Личико Инны просохло, – именно этого втайне она и хотела.
– Всё, Инночка, иди, – прохрипел Андрей. – Считай, – объяснились. И – расстались друзьями.
– Прости, Андрюшенька, – Инна поднялась. – Игорь тоже хотел прийти. Чтоб втроем. Но я решила, что лучше так.
– Да, – согласился Андрей. – Так много удачней.
Инна постояла со страдающим выражением на лице. Прощаясь, провела пальчиками по костистому его запястью. На языке ее вертелась приготовленная фраза: «Ты еще найдешь свое счастье». Но – сообразила, что говорить этого не следует. Еще раз кивнув, Инна вышла.
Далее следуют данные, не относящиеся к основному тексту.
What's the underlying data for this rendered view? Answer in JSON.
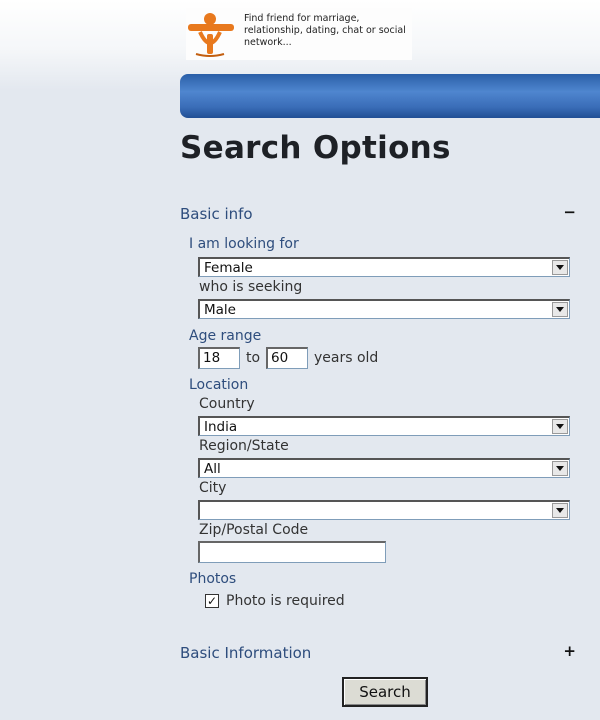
{
  "header": {
    "logo_text": "Find friend for marriage, relationship, dating, chat or social network...",
    "colors": {
      "logo_orange": "#e8791e",
      "bar_blue": "#3a6db8"
    }
  },
  "page": {
    "title": "Search Options"
  },
  "basic_info": {
    "label": "Basic info",
    "toggle": "−",
    "looking_for_label": "I am looking for",
    "looking_for_value": "Female",
    "seeking_label": "who is seeking",
    "seeking_value": "Male",
    "age_range_label": "Age range",
    "age_from": "18",
    "age_to_word": "to",
    "age_to": "60",
    "age_suffix": "years old",
    "location_label": "Location",
    "country_label": "Country",
    "country_value": "India",
    "region_label": "Region/State",
    "region_value": "All",
    "city_label": "City",
    "city_value": "",
    "zip_label": "Zip/Postal Code",
    "zip_value": "",
    "photos_label": "Photos",
    "photo_required_label": "Photo is required",
    "photo_required_checked": true,
    "check_glyph": "✓"
  },
  "basic_information": {
    "label": "Basic Information",
    "toggle": "+"
  },
  "actions": {
    "search_label": "Search"
  }
}
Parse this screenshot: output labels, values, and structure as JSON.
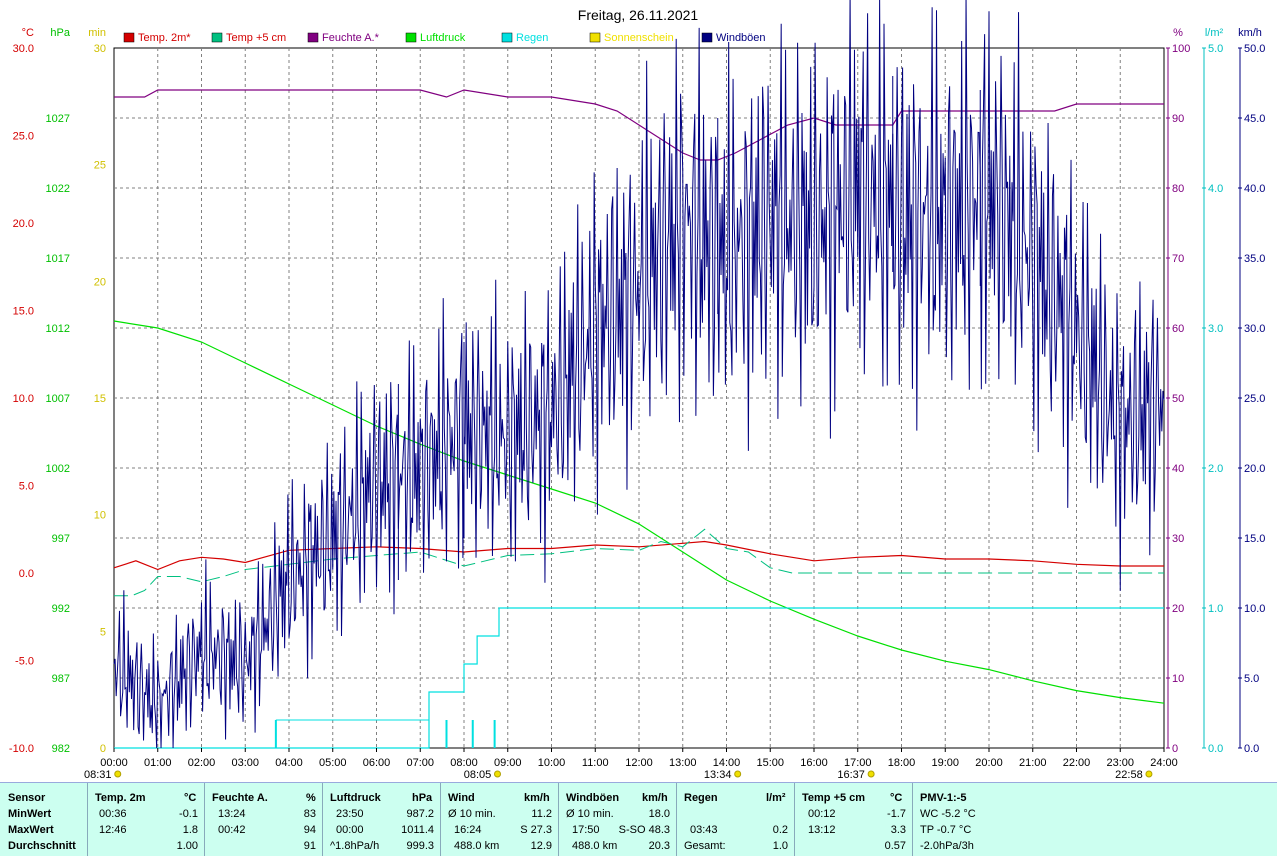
{
  "chart_data": {
    "type": "line",
    "title": "Freitag, 26.11.2021",
    "legend": [
      {
        "label": "Temp. 2m*",
        "color": "#d40000"
      },
      {
        "label": "Temp +5 cm",
        "color": "#00c080"
      },
      {
        "label": "Feuchte A.*",
        "color": "#800080"
      },
      {
        "label": "Luftdruck",
        "color": "#00e000"
      },
      {
        "label": "Regen",
        "color": "#00e0e0"
      },
      {
        "label": "Sonnenschein",
        "color": "#f0e000"
      },
      {
        "label": "Windböen",
        "color": "#000080"
      }
    ],
    "axes": {
      "temp": {
        "unit": "°C",
        "min": -10,
        "max": 30,
        "ticks": [
          "30.0",
          "25.0",
          "20.0",
          "15.0",
          "10.0",
          "5.0",
          "0.0",
          "-5.0",
          "-10.0"
        ],
        "color": "#d40000"
      },
      "pressure": {
        "unit": "hPa",
        "min": 982,
        "max": 1032,
        "ticks": [
          "1027",
          "1022",
          "1017",
          "1012",
          "1007",
          "1002",
          "997",
          "992",
          "987",
          "982"
        ],
        "color": "#00c000"
      },
      "sun": {
        "unit": "min",
        "min": 0,
        "max": 30,
        "ticks": [
          "30",
          "25",
          "20",
          "15",
          "10",
          "5",
          "0"
        ],
        "color": "#d0c000"
      },
      "humidity": {
        "unit": "%",
        "min": 0,
        "max": 100,
        "ticks": [
          "100",
          "90",
          "80",
          "70",
          "60",
          "50",
          "40",
          "30",
          "20",
          "10",
          "0"
        ],
        "color": "#800080"
      },
      "rain": {
        "unit": "l/m²",
        "min": 0,
        "max": 5,
        "ticks": [
          "5.0",
          "4.0",
          "3.0",
          "2.0",
          "1.0",
          "0.0"
        ],
        "color": "#00c0c0"
      },
      "wind": {
        "unit": "km/h",
        "min": 0,
        "max": 50,
        "ticks": [
          "50.0",
          "45.0",
          "40.0",
          "35.0",
          "30.0",
          "25.0",
          "20.0",
          "15.0",
          "10.0",
          "5.0",
          "0.0"
        ],
        "color": "#000080"
      }
    },
    "x_ticks": [
      "00:00",
      "01:00",
      "02:00",
      "03:00",
      "04:00",
      "05:00",
      "06:00",
      "07:00",
      "08:00",
      "09:00",
      "10:00",
      "11:00",
      "12:00",
      "13:00",
      "14:00",
      "15:00",
      "16:00",
      "17:00",
      "18:00",
      "19:00",
      "20:00",
      "21:00",
      "22:00",
      "23:00",
      "24:00"
    ],
    "x_markers": [
      {
        "label": "08:31",
        "hour": -0.6
      },
      {
        "label": "08:05",
        "hour": 8.08
      },
      {
        "label": "13:34",
        "hour": 13.57
      },
      {
        "label": "16:37",
        "hour": 16.62
      },
      {
        "label": "22:58",
        "hour": 22.97
      }
    ],
    "series": [
      {
        "name": "Feuchte A.*",
        "axis": "humidity",
        "color": "#800080",
        "x": [
          0,
          0.7,
          1,
          2,
          3,
          4,
          5,
          6,
          7,
          7.6,
          8,
          9,
          10,
          11,
          11.5,
          12,
          12.5,
          13,
          13.4,
          13.8,
          14.2,
          14.8,
          15.4,
          16,
          16.5,
          17,
          17.8,
          18,
          20,
          21,
          21.5,
          22,
          23,
          24
        ],
        "y": [
          93,
          93,
          94,
          94,
          94,
          94,
          94,
          94,
          94,
          93,
          94,
          93,
          93,
          92,
          91,
          89,
          87,
          85,
          84,
          84,
          85,
          87,
          89,
          90,
          89,
          89,
          89,
          91,
          91,
          91,
          91,
          92,
          92,
          92
        ]
      },
      {
        "name": "Luftdruck",
        "axis": "pressure",
        "color": "#00e000",
        "x": [
          0,
          1,
          2,
          3,
          4,
          5,
          6,
          7,
          8,
          9,
          10,
          11,
          12,
          13,
          14,
          15,
          16,
          17,
          18,
          19,
          20,
          21,
          22,
          23,
          24
        ],
        "y": [
          1012.5,
          1012,
          1011,
          1009.5,
          1008,
          1006.5,
          1005,
          1003.7,
          1002.5,
          1001.5,
          1000.5,
          999.5,
          998,
          996,
          994,
          992.5,
          991.2,
          990,
          989,
          988.2,
          987.6,
          986.8,
          986.1,
          985.6,
          985.2
        ]
      },
      {
        "name": "Temp. 2m*",
        "axis": "temp",
        "color": "#d40000",
        "x": [
          0,
          0.5,
          1,
          1.5,
          2,
          2.5,
          3,
          4,
          5,
          6,
          7,
          8,
          9,
          10,
          11,
          12,
          13,
          13.5,
          14,
          15,
          16,
          17,
          18,
          19,
          20,
          21,
          22,
          23,
          24
        ],
        "y": [
          0.3,
          0.7,
          0.2,
          0.7,
          0.9,
          0.8,
          0.6,
          1.3,
          1.4,
          1.5,
          1.4,
          1.2,
          1.4,
          1.4,
          1.6,
          1.5,
          1.7,
          1.8,
          1.6,
          1.1,
          0.7,
          0.9,
          1.0,
          0.8,
          0.8,
          0.7,
          0.5,
          0.4,
          0.4
        ]
      },
      {
        "name": "Temp +5 cm",
        "axis": "temp",
        "color": "#00c080",
        "x": [
          0,
          0.4,
          0.7,
          1,
          1.5,
          2,
          2.5,
          3,
          4,
          5,
          6,
          7,
          8,
          9,
          10,
          11,
          12,
          12.5,
          13,
          13.5,
          14,
          14.5,
          15,
          15.5,
          16,
          17,
          18,
          19,
          20,
          21,
          22,
          23,
          24
        ],
        "y": [
          -1.3,
          -1.3,
          -1.0,
          -0.2,
          -0.2,
          -0.5,
          -0.2,
          0.2,
          0.5,
          0.8,
          1.0,
          1.2,
          0.4,
          1.0,
          1.1,
          1.4,
          1.3,
          1.8,
          1.5,
          2.5,
          1.4,
          1.2,
          0.3,
          0.0,
          0.0,
          0.0,
          0.0,
          0.0,
          0.0,
          0.0,
          0.0,
          0.0,
          0.0
        ]
      },
      {
        "name": "Regen",
        "axis": "rain",
        "color": "#00e0e0",
        "x": [
          0,
          7.2,
          7.2,
          8.0,
          8.0,
          8.3,
          8.3,
          8.8,
          8.8,
          24
        ],
        "y": [
          0,
          0,
          0.4,
          0.4,
          0.6,
          0.6,
          0.8,
          0.8,
          1.0,
          1.0
        ]
      },
      {
        "name": "Windböen",
        "axis": "wind",
        "color": "#000080",
        "x": [
          0,
          1,
          2,
          3,
          4,
          5,
          6,
          7,
          8,
          9,
          10,
          11,
          12,
          13,
          14,
          15,
          16,
          17,
          18,
          19,
          20,
          21,
          22,
          23,
          24
        ],
        "y": [
          6,
          3,
          7,
          6,
          12,
          15,
          19,
          20,
          23,
          22,
          24,
          30,
          33,
          38,
          35,
          38,
          37,
          40,
          38,
          38,
          40,
          35,
          30,
          23,
          25
        ],
        "peaks": [
          {
            "x": 13.8,
            "y": 45
          },
          {
            "x": 17.8,
            "y": 48
          },
          {
            "x": 19.8,
            "y": 47
          },
          {
            "x": 6.5,
            "y": 26
          },
          {
            "x": 8.0,
            "y": 29
          }
        ]
      }
    ],
    "sun_ticks": [
      {
        "hour": 3.7
      },
      {
        "hour": 7.6
      },
      {
        "hour": 8.2
      },
      {
        "hour": 8.7
      }
    ],
    "grid": true
  },
  "stats": {
    "sensor": {
      "header": "Sensor",
      "rows": [
        "MinWert",
        "MaxWert",
        "Durchschnitt"
      ]
    },
    "temp2m": {
      "header": "Temp. 2m",
      "unit": "°C",
      "rows": [
        [
          "00:36",
          "-0.1"
        ],
        [
          "12:46",
          "1.8"
        ],
        [
          "",
          "1.00"
        ]
      ]
    },
    "feuchte": {
      "header": "Feuchte A.",
      "unit": "%",
      "rows": [
        [
          "13:24",
          "83"
        ],
        [
          "00:42",
          "94"
        ],
        [
          "",
          "91"
        ]
      ]
    },
    "luftdruck": {
      "header": "Luftdruck",
      "unit": "hPa",
      "rows": [
        [
          "23:50",
          "987.2"
        ],
        [
          "00:00",
          "1011.4"
        ],
        [
          "^1.8hPa/h",
          "999.3"
        ]
      ]
    },
    "wind": {
      "header": "Wind",
      "unit": "km/h",
      "rows": [
        [
          "Ø 10 min.",
          "11.2"
        ],
        [
          "16:24",
          "S 27.3"
        ],
        [
          "488.0 km",
          "12.9"
        ]
      ]
    },
    "windboeen": {
      "header": "Windböen",
      "unit": "km/h",
      "rows": [
        [
          "Ø 10 min.",
          "18.0"
        ],
        [
          "17:50",
          "S-SO 48.3"
        ],
        [
          "488.0 km",
          "20.3"
        ]
      ]
    },
    "regen": {
      "header": "Regen",
      "unit": "l/m²",
      "rows": [
        [
          "",
          ""
        ],
        [
          "03:43",
          "0.2"
        ],
        [
          "Gesamt:",
          "1.0"
        ]
      ]
    },
    "temp5": {
      "header": "Temp +5 cm",
      "unit": "°C",
      "rows": [
        [
          "00:12",
          "-1.7"
        ],
        [
          "13:12",
          "3.3"
        ],
        [
          "",
          "0.57"
        ]
      ]
    },
    "pmv": {
      "header": "PMV-1:-5",
      "rows": [
        "WC -5.2 °C",
        "TP -0.7 °C",
        "-2.0hPa/3h"
      ]
    }
  }
}
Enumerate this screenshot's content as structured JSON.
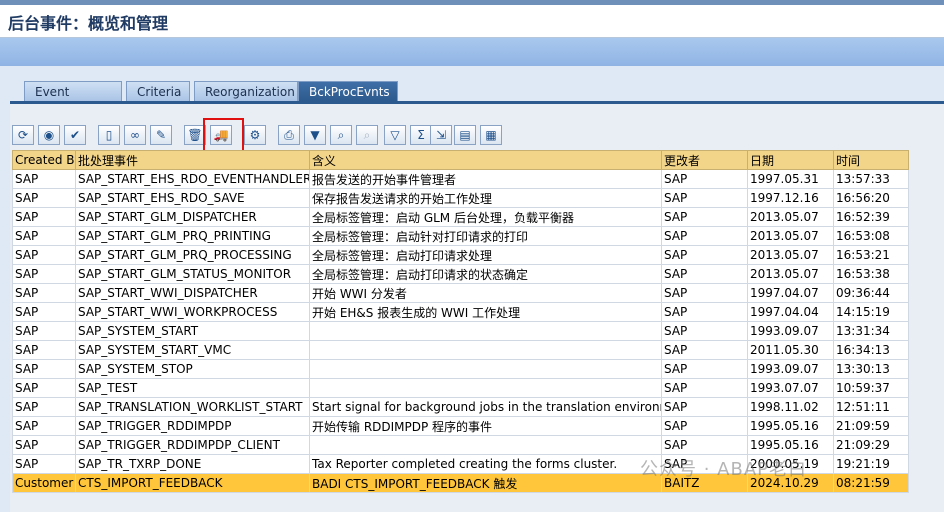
{
  "window": {
    "title": "后台事件：概览和管理"
  },
  "tabs": [
    {
      "label": "Event History",
      "active": false
    },
    {
      "label": "Criteria",
      "active": false
    },
    {
      "label": "Reorganization",
      "active": false
    },
    {
      "label": "BckProcEvnts",
      "active": true
    }
  ],
  "toolbar": {
    "icons": [
      "refresh-icon",
      "details-icon",
      "check-icon",
      "new-icon",
      "change-icon",
      "edit-icon",
      "delete-icon",
      "transport-icon",
      "where-used-icon",
      "print-icon",
      "filter-icon",
      "find-icon",
      "find-next-icon",
      "set-filter-icon",
      "sum-icon",
      "export-icon",
      "layout-icon",
      "grid-icon"
    ]
  },
  "table": {
    "headers": [
      "Created By",
      "批处理事件",
      "含义",
      "更改者",
      "日期",
      "时间"
    ],
    "rows": [
      [
        "SAP",
        "SAP_START_EHS_RDO_EVENTHANDLER",
        "报告发送的开始事件管理者",
        "SAP",
        "1997.05.31",
        "13:57:33"
      ],
      [
        "SAP",
        "SAP_START_EHS_RDO_SAVE",
        "保存报告发送请求的开始工作处理",
        "SAP",
        "1997.12.16",
        "16:56:20"
      ],
      [
        "SAP",
        "SAP_START_GLM_DISPATCHER",
        "全局标签管理：启动 GLM 后台处理，负载平衡器",
        "SAP",
        "2013.05.07",
        "16:52:39"
      ],
      [
        "SAP",
        "SAP_START_GLM_PRQ_PRINTING",
        "全局标签管理：启动针对打印请求的打印",
        "SAP",
        "2013.05.07",
        "16:53:08"
      ],
      [
        "SAP",
        "SAP_START_GLM_PRQ_PROCESSING",
        "全局标签管理：启动打印请求处理",
        "SAP",
        "2013.05.07",
        "16:53:21"
      ],
      [
        "SAP",
        "SAP_START_GLM_STATUS_MONITOR",
        "全局标签管理：启动打印请求的状态确定",
        "SAP",
        "2013.05.07",
        "16:53:38"
      ],
      [
        "SAP",
        "SAP_START_WWI_DISPATCHER",
        "开始 WWI 分发者",
        "SAP",
        "1997.04.07",
        "09:36:44"
      ],
      [
        "SAP",
        "SAP_START_WWI_WORKPROCESS",
        "开始 EH&S 报表生成的 WWI 工作处理",
        "SAP",
        "1997.04.04",
        "14:15:19"
      ],
      [
        "SAP",
        "SAP_SYSTEM_START",
        "",
        "SAP",
        "1993.09.07",
        "13:31:34"
      ],
      [
        "SAP",
        "SAP_SYSTEM_START_VMC",
        "",
        "SAP",
        "2011.05.30",
        "16:34:13"
      ],
      [
        "SAP",
        "SAP_SYSTEM_STOP",
        "",
        "SAP",
        "1993.09.07",
        "13:30:13"
      ],
      [
        "SAP",
        "SAP_TEST",
        "",
        "SAP",
        "1993.07.07",
        "10:59:37"
      ],
      [
        "SAP",
        "SAP_TRANSLATION_WORKLIST_START",
        "Start signal for background jobs in the translation environment",
        "SAP",
        "1998.11.02",
        "12:51:11"
      ],
      [
        "SAP",
        "SAP_TRIGGER_RDDIMPDP",
        "开始传输 RDDIMPDP 程序的事件",
        "SAP",
        "1995.05.16",
        "21:09:59"
      ],
      [
        "SAP",
        "SAP_TRIGGER_RDDIMPDP_CLIENT",
        "",
        "SAP",
        "1995.05.16",
        "21:09:29"
      ],
      [
        "SAP",
        "SAP_TR_TXRP_DONE",
        "Tax Reporter completed creating the forms cluster.",
        "SAP",
        "2000.05.19",
        "19:21:19"
      ],
      [
        "Customer",
        "CTS_IMPORT_FEEDBACK",
        "BADI CTS_IMPORT_FEEDBACK 触发",
        "BAITZ",
        "2024.10.29",
        "08:21:59"
      ]
    ],
    "selected_row": 16
  },
  "watermark": "公众号 · ABAP老白"
}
Андрей подозвал официанта, заказал сто пятьдесят водки и – расчет.
– А на закусочку?
– Я ж сказал – расчет.
Когда Андрей уходил из ресторана, услышал из кабинки знакомый подначивающий смех. Всмотрелся. За столиком, уставленным суши, сидели двое мужчин. Один из них – с палочками в одной руке и рюмкой водки в другой – был Максим Юрьевич Флоровский.
При виде Дерясина Флоровский озадаченно замолчал. Но тут же расцвел лучезарной улыбкой и сделал широкий приглашающий жест. Дерясин нахмурился. Сейчас ему никого не хотелось видеть. Но – вежливость обязывала. Он подошел поздороваться.Едва Забелин вошел в квартиру, понял, что Юли нет. И не то чтоб в эту минуту. А вовсе нет. Приоткрыты были коридорные шкафы, опустел уставленный нехитрой Юлиной косметикой столик в гостиной.
Как и опасался, на столе, придавленная вазой, лежала записка. Сел, посидел, не читая. Наконец открыл: «Алешенька, ты прости меня. Как же ты со мной устал! Я не из-за сегодняшнего, хотя… ради Бога, что ведет нас, – будь добрее. Всегда – добрее! Ведь сколько зла кругом. Вижу, уже сердишься. Ты так много для меня сделал. Даже не представляешь, как много. С тобой я была женщиной, и я узнала счастье любить. Недолгое счастье. Потому что сегодня поняла то, о чем предполагала, – болезнь моя есть отметка Божья, предначертавшая судьбу. И бороться с этим, делая несчастными тех, кого люблю, я не имею права. Я прощаюсь с тобой, и целую всё, всё. И знай, ты живешь во мне, и всякий день, что живу, буду молиться за тебя. Прощай, родной! Юла».
Забелин еще раз перечитал записку и потянулся к телефону.
– Доктор Сидоренко слушает, – даже в домашних тапочках Сидоренко ощущал себя врачом.
– У тебя Юля сегодня была?
– А, это ты, банкир. Поздравь, мне больницу дают. Не наркологию, правда, но тоже кое-что. Я так подумал – не удается вспрыгнуть, так я по лесенке взойду. А потом уже со всеми этими мормудонами в царь-горы сыграю. Ох, сыграю!– Я спрашиваю: ты чего Юле сегодня нагородил?